I'm tierd of coming home with wet feet from Turkey hunting,told my wife I needed some Rubber Boots.She brought home some Black ones with Red Soles :doh: I told her I don't think so.

She took them back I'm going to get some Green ones in the morning.

big rockpile


----------



## Kiamichi Kid (Apr 9, 2009)

I was shot 6 years ago during turkey season....it aint no fun..


----------



## big rockpile (Feb 24, 2003)

People just got to understand you don't want to wear Red,White,Blue or Black out Turkey hunting.

big rockpile


----------



## pred (Aug 10, 2008)

OK I will ask.
Why not the colors?
And arent you supposed to be wearing orange?
Peter


----------



## Micheal (Jan 28, 2009)

Gish, I thought that's what they made MUD for - to cover up all them strange colors!:banana02:


----------



## diamondtim (Jun 10, 2005)

pred said:


> OK I will ask.
> Why not the colors?
> And arent you supposed to be wearing orange?
> Peter


Most hunters of wild turkeys wear camo, because turkeys have very good vision and use eyesight as a primary defense.
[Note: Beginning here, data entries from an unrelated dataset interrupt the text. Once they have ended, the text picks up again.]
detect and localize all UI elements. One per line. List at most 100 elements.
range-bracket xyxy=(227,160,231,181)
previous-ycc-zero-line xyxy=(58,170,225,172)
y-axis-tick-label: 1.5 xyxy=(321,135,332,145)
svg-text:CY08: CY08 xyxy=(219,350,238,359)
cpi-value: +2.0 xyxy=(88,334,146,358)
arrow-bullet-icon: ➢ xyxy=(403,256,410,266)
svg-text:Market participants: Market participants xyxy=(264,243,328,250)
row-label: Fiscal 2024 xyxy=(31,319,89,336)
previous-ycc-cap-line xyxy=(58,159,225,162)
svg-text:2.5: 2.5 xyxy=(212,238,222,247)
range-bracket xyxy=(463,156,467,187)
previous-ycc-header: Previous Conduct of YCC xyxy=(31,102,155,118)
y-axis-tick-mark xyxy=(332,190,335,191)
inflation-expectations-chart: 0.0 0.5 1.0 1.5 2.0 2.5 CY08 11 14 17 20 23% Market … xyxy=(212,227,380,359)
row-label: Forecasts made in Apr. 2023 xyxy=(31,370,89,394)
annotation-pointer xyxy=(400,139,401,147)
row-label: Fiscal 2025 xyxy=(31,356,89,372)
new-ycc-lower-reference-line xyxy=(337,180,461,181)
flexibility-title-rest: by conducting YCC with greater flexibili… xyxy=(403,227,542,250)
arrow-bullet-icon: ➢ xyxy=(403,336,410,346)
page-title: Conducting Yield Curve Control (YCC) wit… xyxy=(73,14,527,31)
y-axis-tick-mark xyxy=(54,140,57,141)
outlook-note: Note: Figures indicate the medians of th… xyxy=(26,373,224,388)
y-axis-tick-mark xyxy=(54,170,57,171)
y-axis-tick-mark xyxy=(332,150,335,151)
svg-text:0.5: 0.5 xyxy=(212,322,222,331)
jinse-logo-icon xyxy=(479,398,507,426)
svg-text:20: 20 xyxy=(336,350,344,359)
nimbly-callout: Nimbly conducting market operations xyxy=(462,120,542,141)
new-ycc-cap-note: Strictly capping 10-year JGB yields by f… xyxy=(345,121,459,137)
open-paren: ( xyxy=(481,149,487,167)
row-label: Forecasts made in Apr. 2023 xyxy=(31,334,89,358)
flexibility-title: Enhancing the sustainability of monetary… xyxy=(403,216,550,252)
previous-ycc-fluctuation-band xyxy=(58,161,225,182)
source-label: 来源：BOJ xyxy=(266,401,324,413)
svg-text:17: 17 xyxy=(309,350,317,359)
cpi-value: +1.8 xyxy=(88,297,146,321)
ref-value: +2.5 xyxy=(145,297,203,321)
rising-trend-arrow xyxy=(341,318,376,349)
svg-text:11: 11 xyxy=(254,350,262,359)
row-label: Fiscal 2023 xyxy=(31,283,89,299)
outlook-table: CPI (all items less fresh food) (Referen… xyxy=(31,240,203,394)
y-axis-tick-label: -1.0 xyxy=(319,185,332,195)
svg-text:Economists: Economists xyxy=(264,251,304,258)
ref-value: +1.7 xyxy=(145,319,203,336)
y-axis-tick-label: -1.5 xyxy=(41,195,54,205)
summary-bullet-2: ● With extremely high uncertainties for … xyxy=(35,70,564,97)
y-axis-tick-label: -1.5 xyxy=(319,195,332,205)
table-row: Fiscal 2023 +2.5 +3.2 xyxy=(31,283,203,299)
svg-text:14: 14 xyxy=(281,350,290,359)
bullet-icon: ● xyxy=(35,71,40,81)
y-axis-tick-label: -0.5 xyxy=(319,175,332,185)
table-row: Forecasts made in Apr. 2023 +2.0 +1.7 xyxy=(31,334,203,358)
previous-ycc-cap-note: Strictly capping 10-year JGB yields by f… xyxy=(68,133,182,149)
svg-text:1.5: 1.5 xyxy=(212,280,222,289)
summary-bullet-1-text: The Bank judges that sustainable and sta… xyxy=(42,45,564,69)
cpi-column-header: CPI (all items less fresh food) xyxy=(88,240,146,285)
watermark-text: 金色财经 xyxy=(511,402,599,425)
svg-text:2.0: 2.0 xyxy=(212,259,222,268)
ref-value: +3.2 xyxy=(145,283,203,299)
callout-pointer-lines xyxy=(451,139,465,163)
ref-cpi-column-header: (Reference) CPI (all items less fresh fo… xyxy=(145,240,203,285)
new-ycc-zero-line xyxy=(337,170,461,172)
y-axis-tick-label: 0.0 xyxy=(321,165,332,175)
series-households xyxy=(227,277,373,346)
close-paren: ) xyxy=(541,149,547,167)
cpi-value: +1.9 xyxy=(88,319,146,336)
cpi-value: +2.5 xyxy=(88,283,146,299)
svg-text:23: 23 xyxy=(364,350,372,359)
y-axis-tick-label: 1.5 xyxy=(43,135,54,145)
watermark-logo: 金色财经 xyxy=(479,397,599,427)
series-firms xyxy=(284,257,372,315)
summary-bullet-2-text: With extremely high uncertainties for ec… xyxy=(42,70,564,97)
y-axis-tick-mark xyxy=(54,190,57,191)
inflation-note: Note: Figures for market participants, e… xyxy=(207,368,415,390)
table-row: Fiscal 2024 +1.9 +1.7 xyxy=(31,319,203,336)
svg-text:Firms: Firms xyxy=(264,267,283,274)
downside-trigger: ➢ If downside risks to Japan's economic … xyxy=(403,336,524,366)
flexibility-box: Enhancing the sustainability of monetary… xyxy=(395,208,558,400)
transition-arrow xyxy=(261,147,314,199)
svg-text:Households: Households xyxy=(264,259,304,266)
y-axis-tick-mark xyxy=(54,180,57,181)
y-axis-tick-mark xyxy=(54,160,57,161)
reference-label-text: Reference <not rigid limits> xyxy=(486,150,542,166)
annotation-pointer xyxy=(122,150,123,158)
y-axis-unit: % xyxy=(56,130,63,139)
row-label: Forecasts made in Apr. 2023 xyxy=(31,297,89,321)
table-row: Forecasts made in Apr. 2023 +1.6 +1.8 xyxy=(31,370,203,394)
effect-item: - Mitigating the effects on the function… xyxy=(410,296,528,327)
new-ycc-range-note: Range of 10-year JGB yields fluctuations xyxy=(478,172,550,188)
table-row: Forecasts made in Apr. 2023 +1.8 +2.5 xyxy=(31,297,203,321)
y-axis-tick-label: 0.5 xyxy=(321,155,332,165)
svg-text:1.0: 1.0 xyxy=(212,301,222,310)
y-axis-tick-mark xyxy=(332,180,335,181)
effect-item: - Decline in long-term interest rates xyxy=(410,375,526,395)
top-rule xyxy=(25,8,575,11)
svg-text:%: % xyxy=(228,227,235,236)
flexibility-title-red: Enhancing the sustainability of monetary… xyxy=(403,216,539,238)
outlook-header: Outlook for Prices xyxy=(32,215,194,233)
Turkeys are colored black (body) with red, white and/or blue coloring in the head.

Big Rockpile doesn't want to pick lead pellets out of his hide, for the rest of his life, from another careless hunter.


----------



## Bearman405 (Jan 30, 2009)

diamondtim said:


> Most hunters of wild turkeys wear camo, because turkeys have very good vision and use eyesight as a primary defense. Turkeys are colored black (body) with red, white and/or blue coloring in the head.
> 
> Big Rockpile doesn't want to pick lead pellets out of his hide, for the rest of his life, from another careless hunter.


They call that "taking sound shots around here"........:bash:.


----------



## frankva (May 21, 2009)

You figured out what it was you did to tick her off before she went and got those fancy boots?


----------



## big rockpile (Feb 24, 2003)

frankva said:


> You figured out what it was you did to tick her off before she went and got those fancy boots?




:shrug: I know I use to take her Bow Hunting all the time until she started talking about how easy it would be to shoot me with her Bow while out hunting.  Well I was no longer interested in taking her out.

big rockpile


----------